For Israel, this kind of American inertia is a nightmare, too. If they believe they cannot rely 100% on their bilateral alliance with the United States, the Israelis must react on their own. That's why Prime Minister Benjamin Netanyahu broke the taboo of visiting Washington D.C. last March to give a speech in Congress less than two weeks before general elections at home.

Moreover, Arab nations are playing the same game in different ways.

In Bahrain four years ago, Saudi Arabia and its Gulf Cooperation Council (GCC) allies deployed 'Peninsula Shield Force' troops to Manama, accusing Iran of backing opposition from the Shiite majority against the Sunni monarchy. At that time President Obama just said that he was "deeply concerned" by the violence, while U.S. Secretary of State Hillary Clinton only urged restraint.

The new king of Saudi Arabia did not seek U.S. consent for the bombing campaign in Yemen. The Saudis, Egyptians and other Sunni Arabs accuse Iran of supporting the movement of the Houthis, a Shiite Islamic tribe in the south-western Arabian Peninsula.
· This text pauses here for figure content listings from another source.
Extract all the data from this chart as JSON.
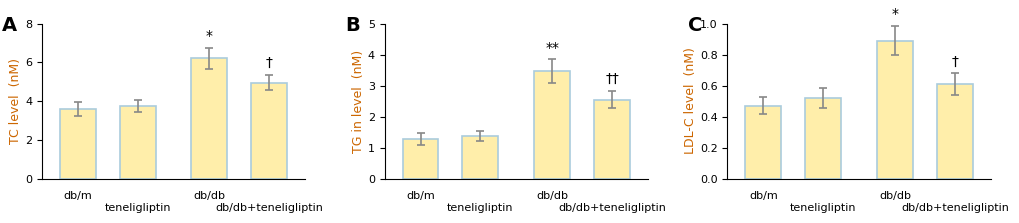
{
  "panels": [
    {
      "label": "A",
      "ylabel": "TC level  (nM)",
      "ylim": [
        0,
        8
      ],
      "yticks": [
        0,
        2,
        4,
        6,
        8
      ],
      "values": [
        3.6,
        3.75,
        6.2,
        4.95
      ],
      "errors": [
        0.35,
        0.3,
        0.55,
        0.4
      ],
      "annotations": [
        "",
        "",
        "*",
        "†"
      ],
      "annot_positions": [
        null,
        null,
        "top",
        "top"
      ]
    },
    {
      "label": "B",
      "ylabel": "TG in level  (nM)",
      "ylim": [
        0,
        5
      ],
      "yticks": [
        0,
        1,
        2,
        3,
        4,
        5
      ],
      "values": [
        1.28,
        1.37,
        3.47,
        2.55
      ],
      "errors": [
        0.2,
        0.15,
        0.38,
        0.28
      ],
      "annotations": [
        "",
        "",
        "**",
        "††"
      ],
      "annot_positions": [
        null,
        null,
        "top",
        "top"
      ]
    },
    {
      "label": "C",
      "ylabel": "LDL-C level  (nM)",
      "ylim": [
        0,
        1
      ],
      "yticks": [
        0,
        0.2,
        0.4,
        0.6,
        0.8,
        1.0
      ],
      "values": [
        0.47,
        0.52,
        0.89,
        0.61
      ],
      "errors": [
        0.055,
        0.065,
        0.095,
        0.07
      ],
      "annotations": [
        "",
        "",
        "*",
        "†"
      ],
      "annot_positions": [
        null,
        null,
        "top",
        "top"
      ]
    }
  ],
  "x_groups": [
    "db/m\nteneligliptin",
    "db/db\ndb/db+teneligliptin"
  ],
  "x_tick_labels_line1": [
    "db/m",
    "",
    "db/db",
    ""
  ],
  "x_tick_labels_line2": [
    "",
    "teneligliptin",
    "",
    "db/db+teneligliptin"
  ],
  "bar_color": "#FFEEAA",
  "bar_edge_color": "#AACCDD",
  "bar_width": 0.6,
  "x_positions": [
    0,
    1,
    2.2,
    3.2
  ],
  "label_fontsize": 10,
  "tick_fontsize": 8,
  "annot_fontsize": 10,
  "panel_label_fontsize": 14,
  "ylabel_fontsize": 9,
  "background_color": "#ffffff",
  "axis_label_color": "#CC6600"
}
In response, the Obama administration only withdrew U.S. special operations units from Yemen.

In a nutshell, key players in the Middle East, from ISIL to Israel, Egypt, Saudi Arabia and even the Houthis, all seem to have realized that the Obama administration is not willing to act decisively, and that each one of them must react on their own to the rapidly changing politico-military environment in their neighborhood. Once this kind of phenomenon gets started it is very difficult for anyone to stop.

The Middle East is not alone in coming to this realization. Similar phenomena are taking place on the ground in Eastern Europe and on the water in East Asia. With the absence of American determination, major powers in various parts of the world start playing their own games. These vicious cycles must be stopped now and the status quo maintained.

How long will this go on? Most likely for two more years until January 2017? Can we wait? Or do we have enough time? Nobody seems to know the answers. However, as long as this situation continues, the right and just will be most likely overwhelmed by the wrong and unjust. American foreign policy is now playing a handicapped game, with a much reduced chance of victory.